Don’t expect the Screen Actors Guild and the American Federation of Television & Radio Artists to merge any time soon.

Despite widespread expectations that leaders of the performers unions will make a third attempt to combine — following failed efforts in 1999 and 2003 that were voted down by SAG members — AFTRA president Roberta Reardon maintains that a renewed push for a merger is far from imminent.

“We’re not looking to hold a yard sale on our membership,” Reardon said in a far-ranging interview session Friday at AFTRA national headquarters in Los Angeles.

Reardon, who’s likely to be re-elected next month for a second two-year term, noted that while AFTRA’s officially on the record as favoring a merger, it won’t actively pursue such a step until SAG comes onboard enthusiastically as supporting an unconditional combination, rather than having SAG rep only all actors.
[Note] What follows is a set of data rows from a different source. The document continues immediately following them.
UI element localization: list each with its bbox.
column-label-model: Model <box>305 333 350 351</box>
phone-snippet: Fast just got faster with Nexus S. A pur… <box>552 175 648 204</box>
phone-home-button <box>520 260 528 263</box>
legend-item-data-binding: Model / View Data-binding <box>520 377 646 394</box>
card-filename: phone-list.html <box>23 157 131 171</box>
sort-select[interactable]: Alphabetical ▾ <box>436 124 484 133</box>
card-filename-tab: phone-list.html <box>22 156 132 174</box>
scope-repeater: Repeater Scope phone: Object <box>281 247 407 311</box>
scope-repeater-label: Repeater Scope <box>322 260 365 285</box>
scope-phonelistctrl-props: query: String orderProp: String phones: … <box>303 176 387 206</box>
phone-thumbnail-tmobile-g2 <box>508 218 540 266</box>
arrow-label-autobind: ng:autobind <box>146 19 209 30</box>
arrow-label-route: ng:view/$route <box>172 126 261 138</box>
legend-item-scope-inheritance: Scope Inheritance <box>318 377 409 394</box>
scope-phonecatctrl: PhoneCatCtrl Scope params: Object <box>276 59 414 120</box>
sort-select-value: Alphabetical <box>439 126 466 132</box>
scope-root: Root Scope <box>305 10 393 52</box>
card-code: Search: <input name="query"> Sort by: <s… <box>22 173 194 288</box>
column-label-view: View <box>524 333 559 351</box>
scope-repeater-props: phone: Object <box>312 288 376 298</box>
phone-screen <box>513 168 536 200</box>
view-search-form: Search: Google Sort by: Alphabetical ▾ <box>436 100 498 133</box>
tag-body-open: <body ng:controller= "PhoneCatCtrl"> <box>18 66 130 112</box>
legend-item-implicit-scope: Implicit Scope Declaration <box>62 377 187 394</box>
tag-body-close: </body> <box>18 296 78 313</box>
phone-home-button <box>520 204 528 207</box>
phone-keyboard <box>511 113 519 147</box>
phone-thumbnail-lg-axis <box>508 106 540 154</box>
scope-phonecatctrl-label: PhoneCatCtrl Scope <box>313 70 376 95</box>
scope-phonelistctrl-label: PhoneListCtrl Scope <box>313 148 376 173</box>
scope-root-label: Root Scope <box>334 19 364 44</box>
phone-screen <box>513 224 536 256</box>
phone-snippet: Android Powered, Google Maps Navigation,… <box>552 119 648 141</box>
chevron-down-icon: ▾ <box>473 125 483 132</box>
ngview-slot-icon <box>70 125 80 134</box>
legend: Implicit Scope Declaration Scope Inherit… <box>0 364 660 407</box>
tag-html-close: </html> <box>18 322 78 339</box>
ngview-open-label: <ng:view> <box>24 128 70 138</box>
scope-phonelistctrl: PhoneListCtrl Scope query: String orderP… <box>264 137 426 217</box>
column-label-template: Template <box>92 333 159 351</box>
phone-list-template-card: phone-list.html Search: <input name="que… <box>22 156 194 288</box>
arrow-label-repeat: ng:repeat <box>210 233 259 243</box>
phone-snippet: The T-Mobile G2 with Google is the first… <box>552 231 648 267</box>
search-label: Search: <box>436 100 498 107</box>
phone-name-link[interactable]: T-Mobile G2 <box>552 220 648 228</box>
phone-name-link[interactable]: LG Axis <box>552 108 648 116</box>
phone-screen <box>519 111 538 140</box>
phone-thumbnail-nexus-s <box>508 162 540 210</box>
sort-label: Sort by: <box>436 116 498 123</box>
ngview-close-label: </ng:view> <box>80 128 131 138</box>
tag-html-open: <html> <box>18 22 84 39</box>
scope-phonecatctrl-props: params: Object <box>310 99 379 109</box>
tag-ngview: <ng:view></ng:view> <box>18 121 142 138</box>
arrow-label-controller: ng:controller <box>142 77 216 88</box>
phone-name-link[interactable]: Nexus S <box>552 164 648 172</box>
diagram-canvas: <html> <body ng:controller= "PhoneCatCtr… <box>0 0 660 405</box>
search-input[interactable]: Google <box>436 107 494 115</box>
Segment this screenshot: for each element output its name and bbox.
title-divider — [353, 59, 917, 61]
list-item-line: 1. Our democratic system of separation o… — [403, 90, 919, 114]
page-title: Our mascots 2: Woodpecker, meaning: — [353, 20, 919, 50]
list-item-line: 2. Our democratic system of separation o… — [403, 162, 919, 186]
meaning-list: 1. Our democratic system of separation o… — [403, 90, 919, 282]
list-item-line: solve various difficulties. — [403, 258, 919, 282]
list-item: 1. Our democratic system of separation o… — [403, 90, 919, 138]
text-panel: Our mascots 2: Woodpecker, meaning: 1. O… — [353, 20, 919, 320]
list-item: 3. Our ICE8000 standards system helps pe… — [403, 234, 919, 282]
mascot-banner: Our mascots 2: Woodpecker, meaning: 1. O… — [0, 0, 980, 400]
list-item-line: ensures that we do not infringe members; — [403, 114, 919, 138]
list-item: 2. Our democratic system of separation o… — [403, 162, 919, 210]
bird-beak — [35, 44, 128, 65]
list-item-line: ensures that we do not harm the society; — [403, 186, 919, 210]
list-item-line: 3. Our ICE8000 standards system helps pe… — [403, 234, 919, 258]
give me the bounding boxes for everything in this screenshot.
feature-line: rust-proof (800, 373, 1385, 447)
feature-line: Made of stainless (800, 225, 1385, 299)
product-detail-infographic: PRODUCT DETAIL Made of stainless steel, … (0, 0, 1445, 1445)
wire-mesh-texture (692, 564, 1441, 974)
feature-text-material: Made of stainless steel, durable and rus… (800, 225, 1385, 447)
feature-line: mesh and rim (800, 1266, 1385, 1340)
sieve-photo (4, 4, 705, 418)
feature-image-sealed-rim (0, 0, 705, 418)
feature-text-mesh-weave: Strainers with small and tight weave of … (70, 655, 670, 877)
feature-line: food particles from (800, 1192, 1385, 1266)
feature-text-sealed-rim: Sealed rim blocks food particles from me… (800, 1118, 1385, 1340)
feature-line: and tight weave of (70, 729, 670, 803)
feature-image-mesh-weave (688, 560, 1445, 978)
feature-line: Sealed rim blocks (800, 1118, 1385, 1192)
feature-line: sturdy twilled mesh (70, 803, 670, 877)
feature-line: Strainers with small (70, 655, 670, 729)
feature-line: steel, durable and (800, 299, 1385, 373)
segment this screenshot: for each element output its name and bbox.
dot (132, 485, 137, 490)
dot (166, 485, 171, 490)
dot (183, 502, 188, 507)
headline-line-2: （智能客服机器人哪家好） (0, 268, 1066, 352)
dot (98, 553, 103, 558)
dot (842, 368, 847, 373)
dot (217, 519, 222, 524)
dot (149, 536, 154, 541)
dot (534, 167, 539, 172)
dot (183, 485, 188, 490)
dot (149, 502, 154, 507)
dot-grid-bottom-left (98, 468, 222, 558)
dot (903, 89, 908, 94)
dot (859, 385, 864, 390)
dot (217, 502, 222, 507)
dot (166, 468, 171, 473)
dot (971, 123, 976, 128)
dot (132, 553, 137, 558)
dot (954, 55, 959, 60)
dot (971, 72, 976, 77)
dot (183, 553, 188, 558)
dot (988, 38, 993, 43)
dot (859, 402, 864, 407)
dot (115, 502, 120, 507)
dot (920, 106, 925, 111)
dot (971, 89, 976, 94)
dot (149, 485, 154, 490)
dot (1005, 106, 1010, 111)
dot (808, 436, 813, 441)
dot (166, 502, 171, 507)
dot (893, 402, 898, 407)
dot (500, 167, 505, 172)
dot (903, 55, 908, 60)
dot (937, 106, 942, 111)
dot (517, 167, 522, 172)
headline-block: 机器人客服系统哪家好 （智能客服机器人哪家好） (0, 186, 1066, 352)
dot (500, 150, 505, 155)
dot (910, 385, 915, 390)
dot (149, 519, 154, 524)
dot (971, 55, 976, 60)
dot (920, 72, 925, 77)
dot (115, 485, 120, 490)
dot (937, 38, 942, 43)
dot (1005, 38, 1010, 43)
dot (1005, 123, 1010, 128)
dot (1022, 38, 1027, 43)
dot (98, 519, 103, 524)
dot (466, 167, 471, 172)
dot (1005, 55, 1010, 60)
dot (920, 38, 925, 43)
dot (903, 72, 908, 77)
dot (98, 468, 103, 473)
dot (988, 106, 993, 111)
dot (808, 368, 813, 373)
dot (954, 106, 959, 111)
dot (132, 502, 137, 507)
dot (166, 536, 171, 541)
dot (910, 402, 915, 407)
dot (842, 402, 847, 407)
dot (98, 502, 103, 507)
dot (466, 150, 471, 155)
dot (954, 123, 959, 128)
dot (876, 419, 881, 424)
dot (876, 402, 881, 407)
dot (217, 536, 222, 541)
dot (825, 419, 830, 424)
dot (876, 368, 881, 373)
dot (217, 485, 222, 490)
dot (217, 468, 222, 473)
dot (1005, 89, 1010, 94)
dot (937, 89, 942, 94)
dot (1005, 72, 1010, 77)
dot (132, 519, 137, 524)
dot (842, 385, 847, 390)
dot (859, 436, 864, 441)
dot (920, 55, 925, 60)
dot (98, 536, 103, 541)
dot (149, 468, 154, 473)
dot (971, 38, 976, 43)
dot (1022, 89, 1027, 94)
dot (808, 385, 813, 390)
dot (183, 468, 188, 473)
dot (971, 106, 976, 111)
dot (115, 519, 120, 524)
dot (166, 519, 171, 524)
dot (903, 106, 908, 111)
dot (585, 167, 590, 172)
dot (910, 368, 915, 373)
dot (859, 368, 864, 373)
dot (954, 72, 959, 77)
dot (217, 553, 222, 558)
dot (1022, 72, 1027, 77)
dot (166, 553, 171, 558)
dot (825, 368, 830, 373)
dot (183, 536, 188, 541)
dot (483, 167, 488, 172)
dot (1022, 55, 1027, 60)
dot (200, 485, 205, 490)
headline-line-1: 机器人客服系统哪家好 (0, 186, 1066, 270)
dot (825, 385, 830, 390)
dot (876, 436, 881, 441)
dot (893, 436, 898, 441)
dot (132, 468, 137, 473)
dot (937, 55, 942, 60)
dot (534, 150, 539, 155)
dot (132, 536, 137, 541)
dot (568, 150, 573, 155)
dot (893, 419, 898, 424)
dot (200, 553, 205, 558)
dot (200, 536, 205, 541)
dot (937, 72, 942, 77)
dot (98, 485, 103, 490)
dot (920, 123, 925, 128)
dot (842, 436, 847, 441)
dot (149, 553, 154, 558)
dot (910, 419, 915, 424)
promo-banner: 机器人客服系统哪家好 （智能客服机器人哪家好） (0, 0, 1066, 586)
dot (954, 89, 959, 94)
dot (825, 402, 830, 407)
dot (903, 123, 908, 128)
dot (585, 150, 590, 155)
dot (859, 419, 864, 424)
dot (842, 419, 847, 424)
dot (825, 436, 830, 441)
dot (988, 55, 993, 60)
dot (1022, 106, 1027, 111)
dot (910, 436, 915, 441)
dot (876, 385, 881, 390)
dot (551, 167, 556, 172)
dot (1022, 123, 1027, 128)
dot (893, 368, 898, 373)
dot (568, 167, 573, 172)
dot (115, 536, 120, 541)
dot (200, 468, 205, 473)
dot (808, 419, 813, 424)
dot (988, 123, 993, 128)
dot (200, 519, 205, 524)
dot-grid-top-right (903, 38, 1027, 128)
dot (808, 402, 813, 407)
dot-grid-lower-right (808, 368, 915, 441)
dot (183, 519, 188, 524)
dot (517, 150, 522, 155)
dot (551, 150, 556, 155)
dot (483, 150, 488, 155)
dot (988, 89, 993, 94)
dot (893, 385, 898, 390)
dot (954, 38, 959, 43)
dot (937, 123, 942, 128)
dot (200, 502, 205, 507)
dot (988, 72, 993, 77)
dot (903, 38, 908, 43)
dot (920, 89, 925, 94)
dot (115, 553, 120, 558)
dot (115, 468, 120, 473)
About 26,000 of AFTRA’s 70,000 members are news anchors and correspondents, hosts, musicians, weather forecasters and other performer categories.

“It’s all of us or none of us,” Reardon said.

Though Reardon gave no specific date as to how and when a merger process might begin, she predicted it would not happen before SAG’s mandated round of TV-film contract talks with the congloms in October 2010.

“AFTRA has spent an enormous amount of time, energy and money on merger attempts,” Reardon said. “Before we go further, SAG needs to figure it out.”

A combined performers union would have about 150,000 members. SAG has 120,000 members while 44,000 of AFTRA’s members have dual membership in SAG. A merger at this point would be “incredibly ambitious,” Reardon said.

Merger advocates have asserted that a combined union would have more clout with the majors and gain in operating efficiencies. Opponents have insisted SAG would lose its unique identity and its health and retirement plans would be damaged. SAG’s leaders have remained split over the idea of a merger, with the ruling moderate coalition favoring the notion, and the hardline Membership First faction opposed.

Reardon also said Friday it’s uncertain whether AFTRA and SAG will negotiate the primetime TV contract together again. SAG’s already locked in to seven weeks of talks starting in October 2010 with the Alliance of Motion Picture & Television Producers (Daily Variety, June 19).

“We haven’t had any discussions with SAG about that,” Reardon said.

Relations between SAG and AFTRA hit a low last year when AFTRA angrily split off from joint negotiations and reached its own primetime deal. SAG then blasted the terms of the pact, which had a relatively low 62% ratification. With SAG stalled in its contract negotiations, AFTRA was able to sign up the lion’s share of this year’s TV pilots that were shot digitally.

Last fall, AFTRA and SAG agreed to a deal brokered by the AFL-CIO that included “nondisparagement” language along with fines and other discipline for violators, in order to end the bickering.

AFTRA national exec director Kim Roberts Hedgpeth confirmed Friday that AFTRA has complained to the AFL-CIO about alleged violations of the pact — including a move by the Hollywood board in May to establish a task force to explore “acquisition” of AFTRA actors by SAG. She said a ruling by the AFL-CIO would probably come by the end of the month.

The enmity toward AFTRA remains strong in some SAG quarters. Justine Bateman resigned recently from SAG’s national board of directors, blasting the moderates who control the board, repeating her characterization of AFTRA as a “scumbag” union for signing contracts at lower terms, and asserting that she no longer wanted to be bound by the non-disparagement agreement.

Reardon also admitted that there hasn’t been any move toward setting up a summit meeting with SAG, the DGA and the WGA — with all four unions’ contracts with the majors expiring in mid-2011 — to plot a coordinated bargaining strategy. She had proposed the idea a year ago, but said Friday she’d wait until after the upcoming round of elections before exploring such a step.

Reardon and Hedgpeth stressed during the session that AFTRA’s giving increased emphasis to organizing nonunion productions, particularly in new media. The key to success, they believe, is to educate members — who are banned by the union for doing nonunion work — about the value of working under an AFTRA deal.

“We could fine people,” Reardon admitted. “But the best way to deal with it is to make everyone know that we’re all in this together.”